Compartment No. 6 nous fait voyager pour nous amener en Russie, vraisemblablement quelques années après la chute de l'URSS, où l'on va suivre une jeune finlandaise en quête d'un site archéologique, et un jeune russe en quête d'argent... Tout deux semblent en fait plutôt en quête d'eux-mêmes, une sorte de voyage initiatique, où ils vont apprendre à se connaitre petit à petit, pour se forger une amitié le temps d'un voyage. Un "train-movie" russo-finlandais donc.
Le scénario peut paraitre simple, déjà vu dans ses grandes lignes, mais Juho Kuosmanen lui donne de la profondeur et de l'originalité, en entremêlant ces deux personnages très bien écrits, avec leurs caractères et leur façon d'être que tout semble opposer. On n'en apprend pas plus que le strict nécessaire sur eux : D'où ils viennent, ce qu'ils cherchent dans leur vie, cela n'est pas abordés (et le savent-ils eux-mêmes ?), on apprend simplement à les connaître au fil du film, et c'est là toute la qualité du scénario.

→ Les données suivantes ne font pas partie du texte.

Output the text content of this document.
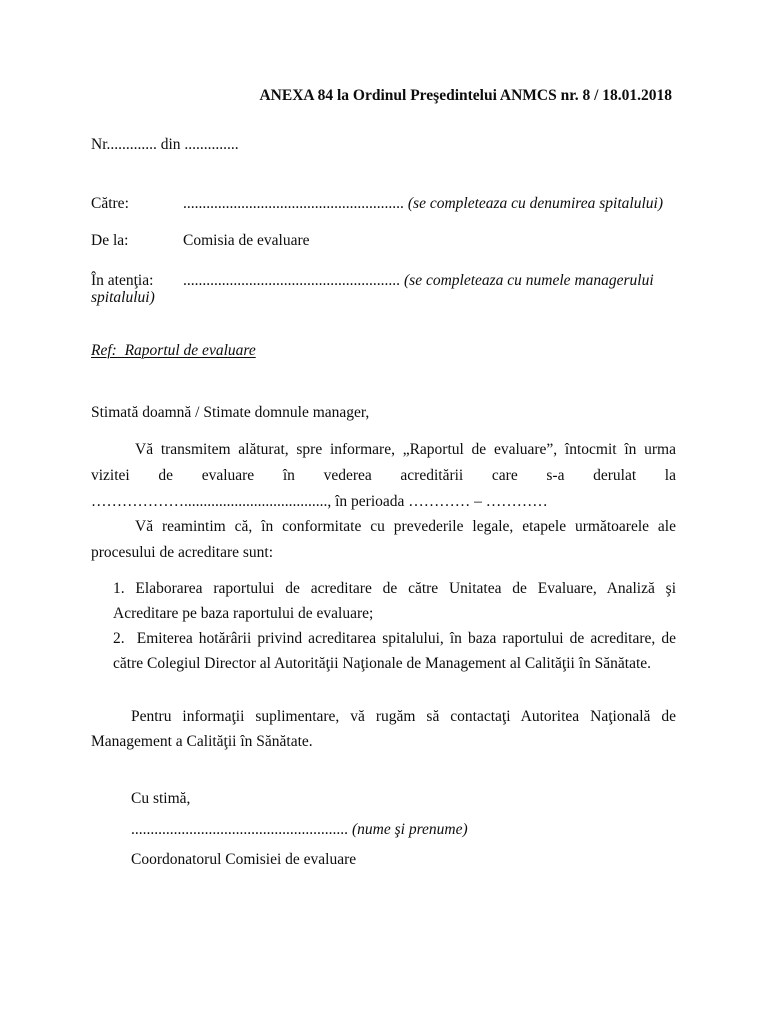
ANEXA 84 la Ordinul Preşedintelui ANMCS nr. 8 / 18.01.2018
Nr............. din ..............
Către:	......................................................... (se completeaza cu denumirea spitalului)
De la:	Comisia de evaluare
În atenţia: ........................................................ (se completeaza cu numele managerului
spitalului)
Ref:  Raportul de evaluare
Stimată doamnă / Stimate domnule manager,
Vă transmitem alăturat, spre informare, „Raportul de evaluare”, întocmit în urma
vizitei de evaluare în vederea acreditării care s-a derulat la
………………....................................., în perioada ………… – …………
Vă reamintim că, în conformitate cu prevederile legale, etapele următoarele ale
procesului de acreditare sunt:
1. Elaborarea raportului de acreditare de către Unitatea de Evaluare, Analiză şi
Acreditare pe baza raportului de evaluare;
2.  Emiterea hotărârii privind acreditarea spitalului, în baza raportului de acreditare, de
către Colegiul Director al Autorităţii Naţionale de Management al Calităţii în Sănătate.
Pentru informaţii suplimentare, vă rugăm să contactaţi Autoritea Naţională de
Management a Calităţii în Sănătate.
Cu stimă,
........................................................ (nume şi prenume)
Coordonatorul Comisiei de evaluare
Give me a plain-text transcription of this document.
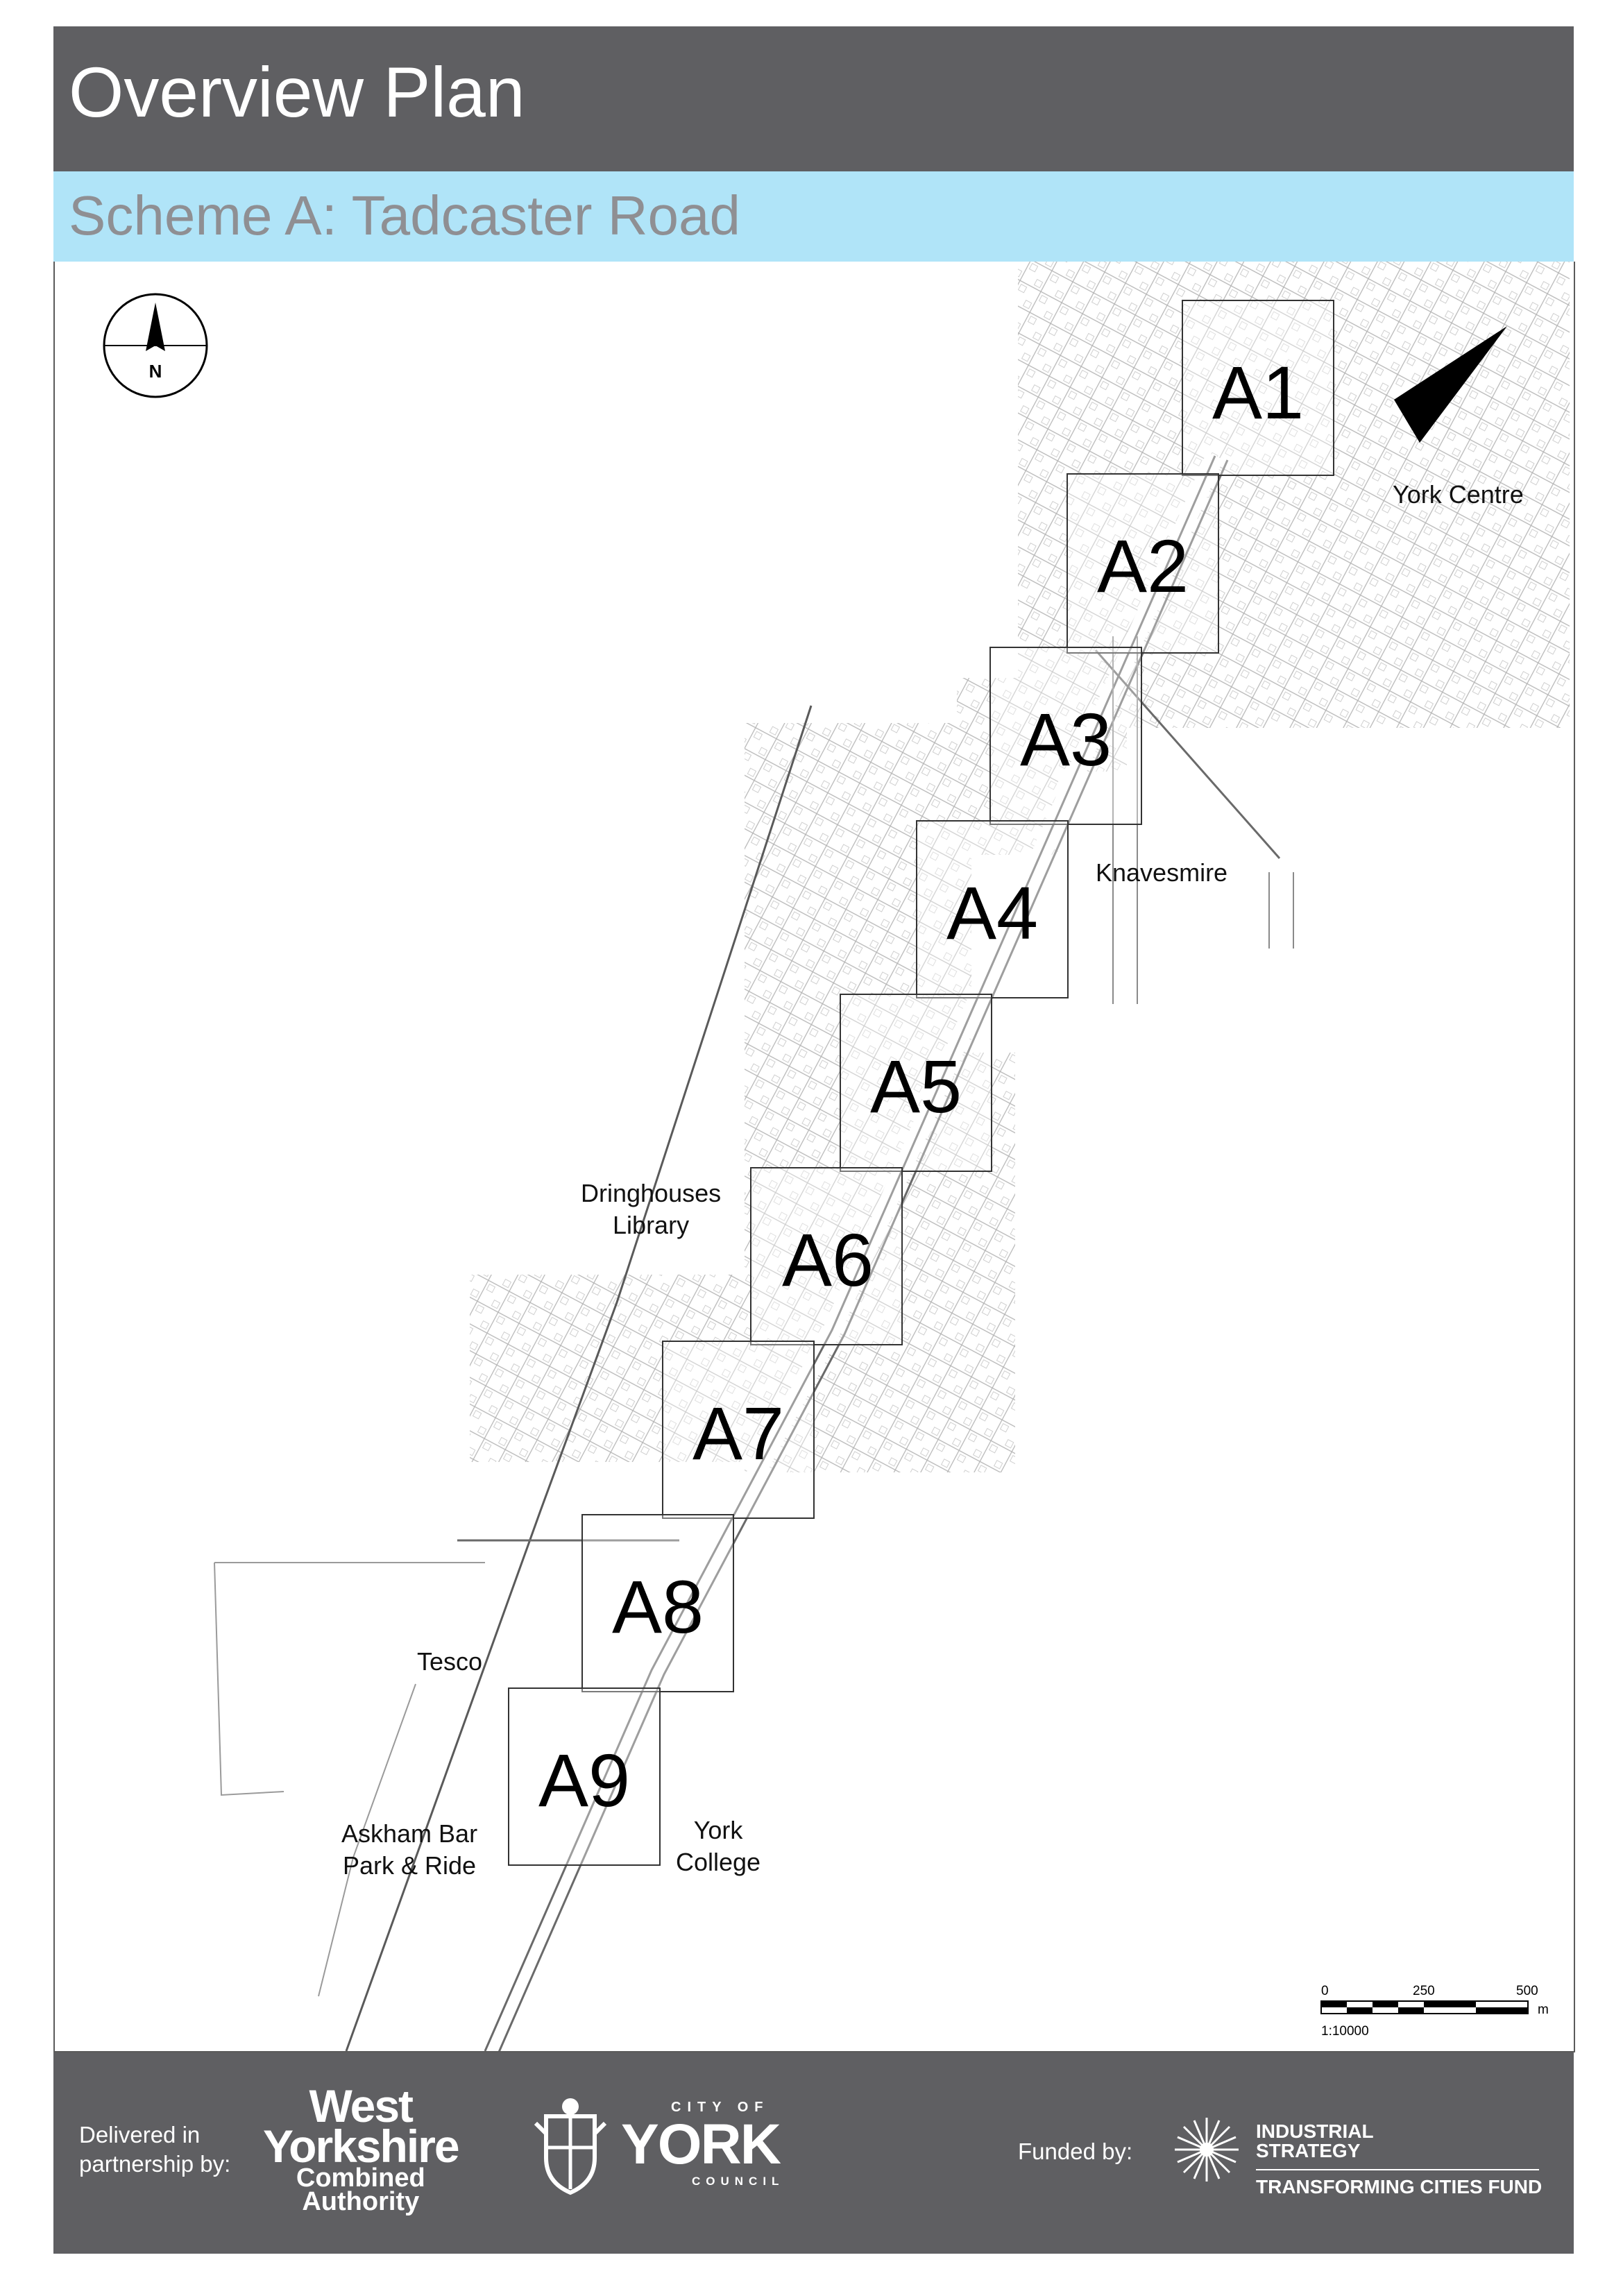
Overview Plan
Scheme A: Tadcaster Road
N	A1
A2
A3
A4
A5
A6
A7
A8
A9
0	250	500
m
1:10000
York Centre
Knavesmire
Dringhouses
Library
Tesco
Askham Bar
Park & Ride
York
College
Delivered in
partnership by:
West
Yorkshire
Combined
Authority
CITY OF
YORK
COUNCIL
Funded by:
INDUSTRIAL
STRATEGY
TRANSFORMING CITIES FUND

Les personnages secondaires qui apparaissent au cours du film viennent renforcer ou questionner la relation entre les deux personnages, un peu à la manière de personnages de contes qui aident les héros dans leur quête. Bien souvent, ils ajoutent également du "charme russe" au long-métrage.
Car c'est là l'autre force de Compartment No. 6 : On est vraiment transposés dans un train longue distance russe, avec la prodvonitsa (cheffe de voiture), le thé servi à volonté, les Platskart (voiture couchette de 3e classe), les babouchkas, la voiture-restaurant, le partage des repas et plus globalement de son temps avec des inconnus un temps compagnons de voyage, et surtout, la lenteur du périple. Toute une ambiance si typique et très bien retranscrite à la fois dans la narration, mais aussi dans la réalisation.
Les scènes dans le train sont très souvent filmées caméra à l'épaule, un peu tremblotante, en plan rapproché, comme si la caméra était un troisième personnage regardant silencieusement la scène. A l'inverse, les plans en extérieur sont plus souvent des plans fixes et larges, pour mieux retranscrire l'immensité de l'arctique et l'immobilisme des grandes villes ouvrières soviétiques. Le travail sur la lumière est également très réussi, avec beaucoup de nuances de gris à l'extérieur, jamais trop lumineux (l'hiver dans le nord en somme), et des touches de couleurs plus chaudes dans le train avec les éclairages du train, qui viennent adoucir les traits des visages des personnages.
La pénombre est souvent présente (sans que les plans soient illisibles), l'image a donc un certain grain, qui là encore rend bien dans cet environnement si spécifique des trains de nuit russes en hiver.
Le film réussit donc bien son pari de nous retranscrire cette lenteur du voyage, laissant le temps aux personnages de se développer, dans une atmosphère intimiste, faisant du spectateur des compagnons de route de Laura et Lioha. On suit avec plaisir un bout de leur vie, le temps du trajet, sans avoir besoin d'en savoir plus, de savoir ce qu'il adviendra d'eux, juste touché par le moment passé en leur compagnie et par leur humanité.